The map above shows the study area divided into Census Tracts. A Census Tract shapefile has been added to the map, which can be used with the Points in Polygon tool. The points in polygon tool produces a new shapefile that include counts of the points within the attribute information for the polygons. Changing the symbology for the layer produces the map below, which uses a color scheme to indicate the number of playgrounds within each tract.

Although the nearest neighbor analysis indicated that play areas are more evenly distributed than random, the Census Tract analysis indicates that some tracts have no play areas. The lack of play areas in some tracts may be an instance of spatial inequality, although one weakness is that some of these tracts have play areas very close to their boundary.

**ADDING SERVICE AREA BUFFERS**

To address the weakness inherent in treating playgrounds as single points in space, we use buffering to add a 1,000 ft service area around each play area. The image below shows the Buffer tool (fTools plug-in) dialog alongside the resulting map. The buffer distance uses the map units, in this case feet. The new buffer layer has been added to the map between the play area points and Census Tracts layer.

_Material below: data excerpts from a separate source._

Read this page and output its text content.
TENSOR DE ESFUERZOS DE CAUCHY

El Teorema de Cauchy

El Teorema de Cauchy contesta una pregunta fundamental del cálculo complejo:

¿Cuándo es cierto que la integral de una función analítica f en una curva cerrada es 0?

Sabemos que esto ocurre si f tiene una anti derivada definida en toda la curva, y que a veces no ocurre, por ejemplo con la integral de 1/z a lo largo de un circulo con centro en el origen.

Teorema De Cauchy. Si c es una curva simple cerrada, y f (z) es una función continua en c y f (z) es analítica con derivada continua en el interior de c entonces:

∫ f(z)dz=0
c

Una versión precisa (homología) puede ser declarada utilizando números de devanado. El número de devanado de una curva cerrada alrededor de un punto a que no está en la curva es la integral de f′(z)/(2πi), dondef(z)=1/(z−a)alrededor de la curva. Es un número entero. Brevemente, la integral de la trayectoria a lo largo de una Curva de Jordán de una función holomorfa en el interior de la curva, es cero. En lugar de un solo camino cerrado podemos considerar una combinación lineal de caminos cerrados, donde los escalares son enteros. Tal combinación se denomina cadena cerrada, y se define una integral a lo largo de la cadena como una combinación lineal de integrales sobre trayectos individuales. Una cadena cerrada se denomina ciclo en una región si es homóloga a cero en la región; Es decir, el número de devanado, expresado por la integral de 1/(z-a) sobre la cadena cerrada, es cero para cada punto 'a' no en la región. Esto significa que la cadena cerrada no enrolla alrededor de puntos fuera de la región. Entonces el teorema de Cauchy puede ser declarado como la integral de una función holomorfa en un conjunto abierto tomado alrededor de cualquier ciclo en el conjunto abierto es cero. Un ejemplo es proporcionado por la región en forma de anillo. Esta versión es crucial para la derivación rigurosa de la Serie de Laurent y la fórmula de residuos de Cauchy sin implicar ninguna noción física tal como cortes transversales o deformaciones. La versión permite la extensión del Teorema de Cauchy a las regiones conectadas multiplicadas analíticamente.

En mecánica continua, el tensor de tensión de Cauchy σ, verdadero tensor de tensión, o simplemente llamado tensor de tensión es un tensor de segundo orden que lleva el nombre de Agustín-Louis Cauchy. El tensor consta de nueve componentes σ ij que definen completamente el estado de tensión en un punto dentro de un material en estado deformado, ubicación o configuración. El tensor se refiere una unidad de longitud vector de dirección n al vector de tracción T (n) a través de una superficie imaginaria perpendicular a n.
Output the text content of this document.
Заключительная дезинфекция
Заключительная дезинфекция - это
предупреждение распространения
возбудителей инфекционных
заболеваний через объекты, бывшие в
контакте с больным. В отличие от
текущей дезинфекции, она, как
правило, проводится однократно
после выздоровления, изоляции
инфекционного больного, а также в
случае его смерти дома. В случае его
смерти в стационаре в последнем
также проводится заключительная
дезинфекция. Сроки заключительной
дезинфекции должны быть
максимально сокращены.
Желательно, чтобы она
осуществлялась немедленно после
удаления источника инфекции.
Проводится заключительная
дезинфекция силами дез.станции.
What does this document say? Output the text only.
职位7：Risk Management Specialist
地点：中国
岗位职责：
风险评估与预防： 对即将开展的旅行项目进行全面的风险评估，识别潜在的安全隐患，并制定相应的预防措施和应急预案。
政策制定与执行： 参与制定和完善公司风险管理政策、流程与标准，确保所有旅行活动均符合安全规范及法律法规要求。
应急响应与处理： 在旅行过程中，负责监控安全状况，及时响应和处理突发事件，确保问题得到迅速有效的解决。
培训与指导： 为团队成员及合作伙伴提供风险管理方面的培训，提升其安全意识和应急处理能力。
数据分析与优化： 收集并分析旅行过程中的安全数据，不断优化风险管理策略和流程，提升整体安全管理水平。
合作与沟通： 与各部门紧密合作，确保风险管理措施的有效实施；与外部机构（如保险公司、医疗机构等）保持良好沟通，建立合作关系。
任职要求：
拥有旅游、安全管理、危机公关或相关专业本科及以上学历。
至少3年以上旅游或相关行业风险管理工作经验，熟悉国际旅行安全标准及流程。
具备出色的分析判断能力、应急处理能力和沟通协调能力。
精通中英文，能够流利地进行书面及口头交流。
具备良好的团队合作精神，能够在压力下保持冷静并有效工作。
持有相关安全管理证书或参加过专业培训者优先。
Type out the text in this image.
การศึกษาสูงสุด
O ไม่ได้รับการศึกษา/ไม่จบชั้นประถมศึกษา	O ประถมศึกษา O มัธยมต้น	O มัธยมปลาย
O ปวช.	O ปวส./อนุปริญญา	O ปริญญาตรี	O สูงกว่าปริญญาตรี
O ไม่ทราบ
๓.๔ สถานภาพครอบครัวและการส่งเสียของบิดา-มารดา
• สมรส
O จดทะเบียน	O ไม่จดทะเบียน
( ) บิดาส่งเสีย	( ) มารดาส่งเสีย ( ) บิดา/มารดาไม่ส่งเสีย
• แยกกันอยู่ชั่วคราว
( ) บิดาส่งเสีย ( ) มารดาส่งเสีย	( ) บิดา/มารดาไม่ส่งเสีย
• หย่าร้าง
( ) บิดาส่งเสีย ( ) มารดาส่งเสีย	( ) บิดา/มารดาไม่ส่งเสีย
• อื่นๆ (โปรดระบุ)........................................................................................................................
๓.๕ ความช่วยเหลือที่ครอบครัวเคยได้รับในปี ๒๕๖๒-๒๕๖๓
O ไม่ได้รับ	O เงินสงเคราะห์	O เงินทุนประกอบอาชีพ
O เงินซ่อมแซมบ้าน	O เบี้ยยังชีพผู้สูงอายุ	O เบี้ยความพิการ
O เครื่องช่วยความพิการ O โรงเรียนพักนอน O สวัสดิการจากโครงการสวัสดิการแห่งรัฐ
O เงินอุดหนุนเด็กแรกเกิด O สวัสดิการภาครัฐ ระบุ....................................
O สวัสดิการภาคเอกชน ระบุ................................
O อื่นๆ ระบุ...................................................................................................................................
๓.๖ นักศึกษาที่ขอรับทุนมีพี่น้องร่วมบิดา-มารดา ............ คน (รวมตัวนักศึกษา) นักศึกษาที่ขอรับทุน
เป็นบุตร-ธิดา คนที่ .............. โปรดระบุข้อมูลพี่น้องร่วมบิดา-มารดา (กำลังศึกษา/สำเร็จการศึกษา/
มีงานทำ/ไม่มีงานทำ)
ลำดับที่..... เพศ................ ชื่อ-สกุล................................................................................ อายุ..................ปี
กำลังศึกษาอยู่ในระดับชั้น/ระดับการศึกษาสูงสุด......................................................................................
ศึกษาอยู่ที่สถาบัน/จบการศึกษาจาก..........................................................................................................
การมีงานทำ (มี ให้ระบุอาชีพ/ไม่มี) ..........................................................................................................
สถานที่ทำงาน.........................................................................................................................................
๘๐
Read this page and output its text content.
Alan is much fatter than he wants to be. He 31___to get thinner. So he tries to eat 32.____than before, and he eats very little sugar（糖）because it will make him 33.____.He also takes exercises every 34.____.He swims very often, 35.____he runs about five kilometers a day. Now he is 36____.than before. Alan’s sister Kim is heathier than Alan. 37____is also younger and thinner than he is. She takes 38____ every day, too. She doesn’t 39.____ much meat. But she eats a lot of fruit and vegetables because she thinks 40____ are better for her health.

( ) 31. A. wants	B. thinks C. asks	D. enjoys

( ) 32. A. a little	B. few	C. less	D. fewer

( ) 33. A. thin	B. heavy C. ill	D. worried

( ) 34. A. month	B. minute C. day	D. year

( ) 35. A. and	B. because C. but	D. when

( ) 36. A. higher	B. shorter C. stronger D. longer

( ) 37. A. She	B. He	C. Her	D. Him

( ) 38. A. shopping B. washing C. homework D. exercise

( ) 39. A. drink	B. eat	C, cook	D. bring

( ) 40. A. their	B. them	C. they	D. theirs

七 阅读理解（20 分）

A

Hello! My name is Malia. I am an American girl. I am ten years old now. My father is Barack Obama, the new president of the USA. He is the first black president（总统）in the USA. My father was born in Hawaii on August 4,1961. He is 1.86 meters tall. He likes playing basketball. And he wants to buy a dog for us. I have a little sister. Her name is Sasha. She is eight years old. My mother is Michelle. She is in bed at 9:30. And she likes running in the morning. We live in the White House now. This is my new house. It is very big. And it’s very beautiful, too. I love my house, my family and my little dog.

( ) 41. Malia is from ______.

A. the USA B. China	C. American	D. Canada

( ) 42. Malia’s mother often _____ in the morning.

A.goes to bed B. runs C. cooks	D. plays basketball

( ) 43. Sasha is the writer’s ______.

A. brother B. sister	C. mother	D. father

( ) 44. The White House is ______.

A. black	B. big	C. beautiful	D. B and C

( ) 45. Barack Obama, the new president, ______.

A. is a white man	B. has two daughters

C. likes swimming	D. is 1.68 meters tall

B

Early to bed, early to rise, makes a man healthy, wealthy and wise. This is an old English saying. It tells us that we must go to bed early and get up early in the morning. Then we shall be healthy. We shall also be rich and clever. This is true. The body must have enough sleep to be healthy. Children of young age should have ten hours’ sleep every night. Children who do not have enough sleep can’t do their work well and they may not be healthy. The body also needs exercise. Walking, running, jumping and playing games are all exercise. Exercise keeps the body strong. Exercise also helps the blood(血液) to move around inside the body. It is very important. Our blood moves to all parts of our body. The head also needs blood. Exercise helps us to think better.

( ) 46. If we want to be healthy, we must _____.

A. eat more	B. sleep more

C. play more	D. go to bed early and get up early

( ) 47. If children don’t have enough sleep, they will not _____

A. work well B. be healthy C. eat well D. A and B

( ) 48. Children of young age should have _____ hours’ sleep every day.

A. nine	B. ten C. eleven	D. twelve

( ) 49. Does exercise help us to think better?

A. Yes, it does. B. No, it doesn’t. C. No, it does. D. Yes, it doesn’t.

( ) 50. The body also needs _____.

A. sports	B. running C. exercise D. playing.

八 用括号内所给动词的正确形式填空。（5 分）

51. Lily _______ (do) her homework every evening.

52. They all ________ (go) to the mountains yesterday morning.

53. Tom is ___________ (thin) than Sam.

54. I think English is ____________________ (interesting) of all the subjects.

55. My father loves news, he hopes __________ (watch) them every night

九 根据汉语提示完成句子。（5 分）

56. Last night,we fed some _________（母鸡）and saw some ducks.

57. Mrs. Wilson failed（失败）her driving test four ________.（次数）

After buffering, it is apparent that some of the Census Tracts that do contain a play area are in fact very close to a play area. On the other hand, there are still tracts that are not near any play area. Using the Join by Attributes by Location tool, we can then count the number of play areas within 1000 ft of each tract.

The play area buffer attributes area added to the Census Tract layer and summarized by the Sum operation. The crucial field in the resulting shapefile is “count,” which gives the number of play areas within 1000ft. (Null values occur in tracts with no nearby play areas.) The resulting shapefile is mapped below using a continuous color based on the count field.

The tracts with zero nerby play areas could now be considered under-served. We might describe this as a form of spatial inequality, given the assumptions we have used in the example. A logical next step would be to consider some demographic differences between the under-served tracts and those with play areas. This is covered in the next section on analyzing distributions across territories.